Bridging the Sim-to-Real Gap for Athletic Loco-Manipulation
Nolan Fey, Gabriel B. Margolis, Martin Peticco, Pulkit Agrawal
TL;DR
The paper addresses the sim-to-real gap in athletic loco-manipulation for legged robots by introducing an Unsupervised Actuator Net (UAN) that learns corrective actuator dynamics from real data without torque sensing. This real-to-sim-to-real calibration is combined with a two-stage WBC training regime: a pre-training phase with random references to establish motion priors, followed by task-specific fine-tuning using a reward that treats the reference trajectory as an exploratory hint.

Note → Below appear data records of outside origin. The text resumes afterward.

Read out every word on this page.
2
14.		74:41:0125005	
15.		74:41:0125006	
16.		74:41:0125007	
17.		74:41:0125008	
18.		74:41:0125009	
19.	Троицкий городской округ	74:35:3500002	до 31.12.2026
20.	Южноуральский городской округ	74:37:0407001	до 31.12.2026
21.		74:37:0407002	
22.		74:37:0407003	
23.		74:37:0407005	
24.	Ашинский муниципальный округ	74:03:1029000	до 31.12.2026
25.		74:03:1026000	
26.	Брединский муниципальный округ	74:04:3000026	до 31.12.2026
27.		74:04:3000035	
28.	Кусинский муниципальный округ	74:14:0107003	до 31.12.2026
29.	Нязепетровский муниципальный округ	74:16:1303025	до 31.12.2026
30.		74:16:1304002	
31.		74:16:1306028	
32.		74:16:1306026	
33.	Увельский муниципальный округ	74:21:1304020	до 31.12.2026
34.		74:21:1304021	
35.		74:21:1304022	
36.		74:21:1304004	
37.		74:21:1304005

The authors demonstrate the approach on a Unitree B2 with a Z1 Pro arm across three athletic tasks—ball throwing, dumbbell snatch, and sled pulling—achieving notable real-world performance and tighter sim-to-real alignment compared to baselines. The results highlight the practical potential of combining residual actuator modeling with guided but reward-driven policy optimization to enable dynamic, coordinated, athletic behaviors in hardware. Limitations include reliance on task-specific reference trajectories for fine-tuning and focused arm-actuator calibration, suggesting avenues for broader subsystem modeling and automated reference generation in future work.
Abstract
Achieving athletic loco-manipulation on robots requires moving beyond traditional tracking rewards - which simply guide the robot along a reference trajectory - to task rewards that drive truly dynamic, goal-oriented behaviors. Commands such as "throw the ball as far as you can" or "lift the weight as quickly as possible" compel the robot to exhibit the agility and power inherent in athletic performance. However, training solely with task rewards introduces two major challenges: these rewards are prone to exploitation (reward hacking), and the exploration process can lack sufficient direction. To address these issues, we propose a two-stage training pipeline. First, we introduce the Unsupervised Actuator Net (UAN), which leverages real-world data to bridge the sim-to-real gap for complex actuation mechanisms without requiring access to torque sensing. UAN mitigates reward hacking by ensuring that the learned behaviors remain robust and transferable. Second, we use a pre-training and fine-tuning strategy that leverages reference trajectories as initial hints to guide exploration. With these innovations, our robot athlete learns to lift, throw, and drag with remarkable fidelity from simulation to reality.